Sunday, December 28, 2008

Stress and Depression.

As some of you may know, I suffer from depression disorder. I pop a few pills every day to keep my sanity in check. For several months now I haven't really had any issues with it, I've been living a normal happy life.

Well that's been shot out the window. Recently I've been having difficulties thinking happily, or just simply recognizing my better qualities. I've been falling into my downward spirals of self-hatred and guilt. Blaming myself over silly things, and doubting that I even possess a single talent at all. Overall it's nothing really bad, I've been through a load worse with depression issues, I've gone so far down hill before that I've contemplated suicide... even attempted it. But that's all past now, I'll pull out of this little spell. I also don't want or need anyone's pity, everyone has a hard time with something in life, this is my own challenge and I'm proud to say that I've managed it quite well.

I think one of the big things that's dragged this whole thing out, is realizing just how old I am. I'm 16 1/2, and I need to figure out my college plans soon, and yet I haven't a clue what I want to do with my life in that aspect. I need to get my licensee, and yet the very thought of driving sends shivers down my spine. I also need to apply or a job, yet I'm terrified of the idea of doing so. I'm locking up, feeling inadequate and doubting my own skills. I'm afraid of failure, and in my fear I'm moving nowhere. I'm afraid of embarrassment, of showing just how pathetic my talents really are. I know I have them, yet I'm afraid of showing them because I know they aren't as good as others.

In a sense I suppose I'm like the man in the story I always hear at church, about the 3 men who are given talents. The first man is given 5, he turns them into 10 and God is pleased. The second is given 3 (?) and turns them to 6, and God is happy with him as well. The third and final man is given 1 which he buries and hides, God is unhappy that he didn't cherish and hone his talent and in the end the man has none and the man with 10 now has 11.

When it all comes down to it, I just need to get over my fears.

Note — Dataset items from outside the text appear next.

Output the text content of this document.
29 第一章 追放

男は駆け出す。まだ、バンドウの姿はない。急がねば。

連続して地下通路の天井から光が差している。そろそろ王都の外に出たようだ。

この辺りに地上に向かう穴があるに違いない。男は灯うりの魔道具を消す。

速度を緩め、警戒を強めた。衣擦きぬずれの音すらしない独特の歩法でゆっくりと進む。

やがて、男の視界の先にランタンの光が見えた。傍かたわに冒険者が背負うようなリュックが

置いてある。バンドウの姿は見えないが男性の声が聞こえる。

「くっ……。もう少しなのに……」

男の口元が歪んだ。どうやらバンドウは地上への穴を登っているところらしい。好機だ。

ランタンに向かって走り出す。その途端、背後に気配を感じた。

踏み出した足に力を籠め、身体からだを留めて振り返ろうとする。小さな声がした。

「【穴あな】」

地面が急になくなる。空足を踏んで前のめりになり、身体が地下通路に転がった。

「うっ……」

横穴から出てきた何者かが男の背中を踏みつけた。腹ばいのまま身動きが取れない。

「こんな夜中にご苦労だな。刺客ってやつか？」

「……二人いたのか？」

Lately I've found that I have many friends, yet very few I would consider close. Melissa and I used to be attached at the hip, always with each other, always had each other to lean on. Unfortunately over the past 6+ months Mel and I have drifted apart, and the emptiness that she once filled is sometimes hard to bare. It's hard because I feel lonesome, and yet I know I have a bunch of people around me.

I've also come to the realization that 90% of everyone I'm friends with my age are dating or in relationships. Yet I haven't been on a single date since I turned 16, and in an odd since it both does and doesn't bother me. I don't mind not being in a bf/gf relationship, IMO it's not a healthy thing at this age, very few people my age are TRULY mature enough to handle their own problems muchless someone elses, and relationships like that require you to deal with others along with your own. It's also far too easy to fall into temptations, you can tell yourself 'oh I wont let that happen' as much as you want, but in the end it's usually not so. But fact is, as much as I'm happy to be drama free and not have to worry about a relationship, the lack thereof sort of bothers me. But alas there's not really anything I can do about it.

In all I'm just having a bit of a downer, but I'll pull through. Heh, congrats to anyone who actually read all that. I guess I just felt like posting something a little more personal today :)

1 comment:

Bryce said...

Emberlee!
Hey, thanks so much for commenting! I really appreciate the feedback and encouragement. Writing is really something I love and want to do in my life, hopefully as a profession. And I realized about a month ago (at Sister Riding's prodding) that, even though it's my dream to be a writer, I simply haven't been writing! haha. So now I'm trying to more regularly, and hoping to decide on a novel idea that I want to run with pretty soon.

So, you paint? :) That's really cool, Embers! I'd like to see some of your art sometime. We all have our mediums, the ways we choose to express ourselves, and it sounds like that is yours.

Emberlee, I just want you to know that I'm here for you, alright? :) Even though I haven't been "close" to you, per se, over the last year or two, I still feel like I have. You know? And I want to help in any way that I can. I know you're doing so much better than in the past (and I'm so proud of you! I can totally tell, seriously. You've got this glow about you that wasn't there before. :) ). I just want to make sure you know that I'm always here if ever you feel like there's no one to turn to.
Okay? :)

I'm glad to see you post on here. Let's keep in touch and comment, eh?